M56, three attempts at a studio
N2 screening room
In 2013, during the first semester of our postgraduation in Innovation and Experience Design at Srishti, Prakhar, Swati, and I worked on our first project together. We finished a working concept in a few days, and we were proud of it. What mattered most only became clear later: the team and the way we collaborated were the real start. We spent two years at Srishti exploring what it means to design and having long, meaningful conversations. Our undergraduate backgrounds were different, but our energies synced, and we became a collective. By March 2015, close to finishing, we were talking through each other's plans. One of us was thinking about a job; the rest of us were unhappy with how interaction and experience design, and design in general, were treated in the country. There was an opening there worth taking.

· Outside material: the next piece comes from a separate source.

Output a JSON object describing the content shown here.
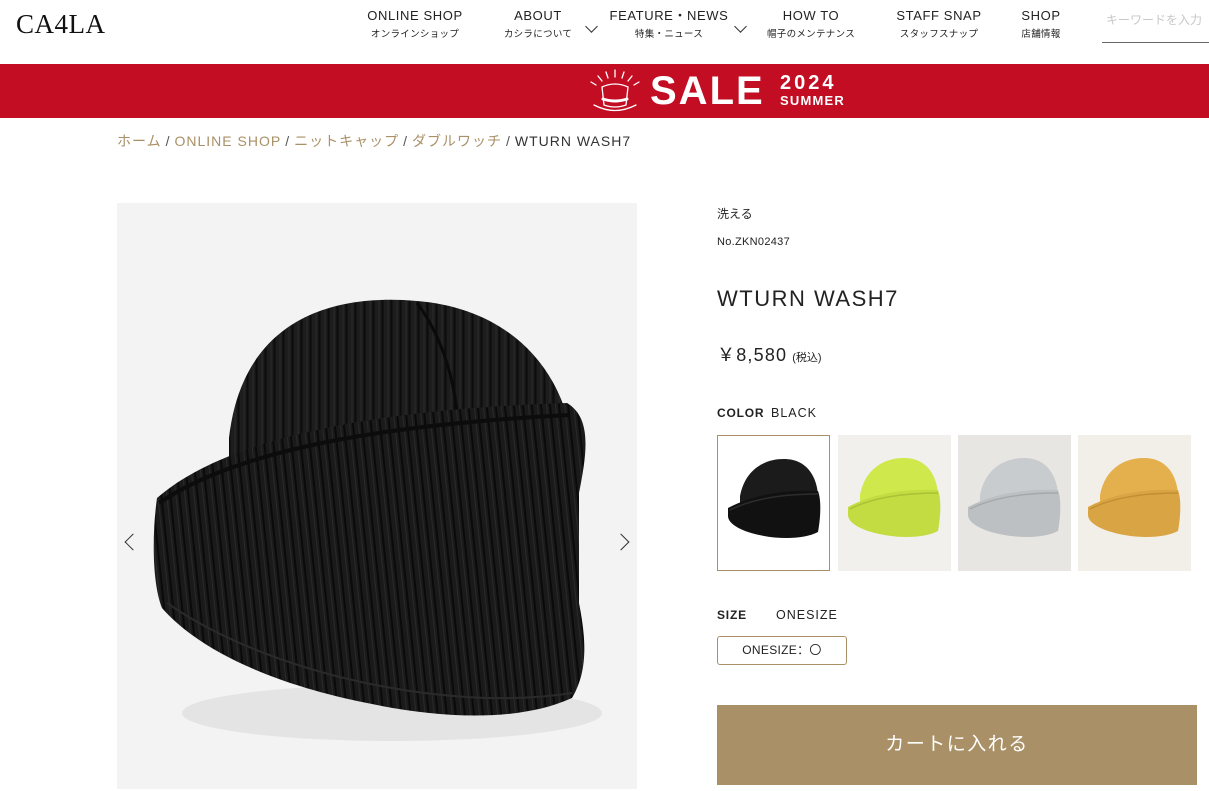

Attempt one. The idea of M56 took shape, and we started by rethinking how design is perceived in India and beyond, and questioning the methods behind it. Over the next couple of years we worked out a philosophy and tried to turn it into a company, running several projects, some that worked and some that didn't. Our first effort was a learning space, started in late 2015, to open up new avenues in learning and design thinking for creatives. Its first program ran creative-coding workshops for about six weeks, with little to show for it. We discussed and questioned everything but struggled to hold an audience. After trying several ways of running the space, we gave it up and decided to start again. We could see our own mistakes: we didn't coordinate well, and we often had different plans in our heads.
Attempt two. In 2016 we started fresh with an experience-design studio in Jaipur, aimed at designing digital experiences for small and medium enterprises. We began through personal connections, and the people we met had little sense of what design was for; there was hardly any appreciation for it. I soon realised we were heading the same way as before, though we kept hoping. We were on different pages again, each trying to sustain it our own way. It ran for a year and got us little.
Reorienting. We did learn something. We started asking whether we could take business out of design altogether. Doesn't too much business-driven design defeat the point of it? How far can you push design so it genuinely answers needs rather than a business motive? We had personal challenges too, tried to keep them off M56, and ended up working from three different cities with clashing schedules. Even so, we were more sure than ever about rebuilding it from scratch. We were never short of ideas, and we never struggled to accept each other's. Where we failed as a team was the logistics: we couldn't anticipate them, and we couldn't execute the way we needed to.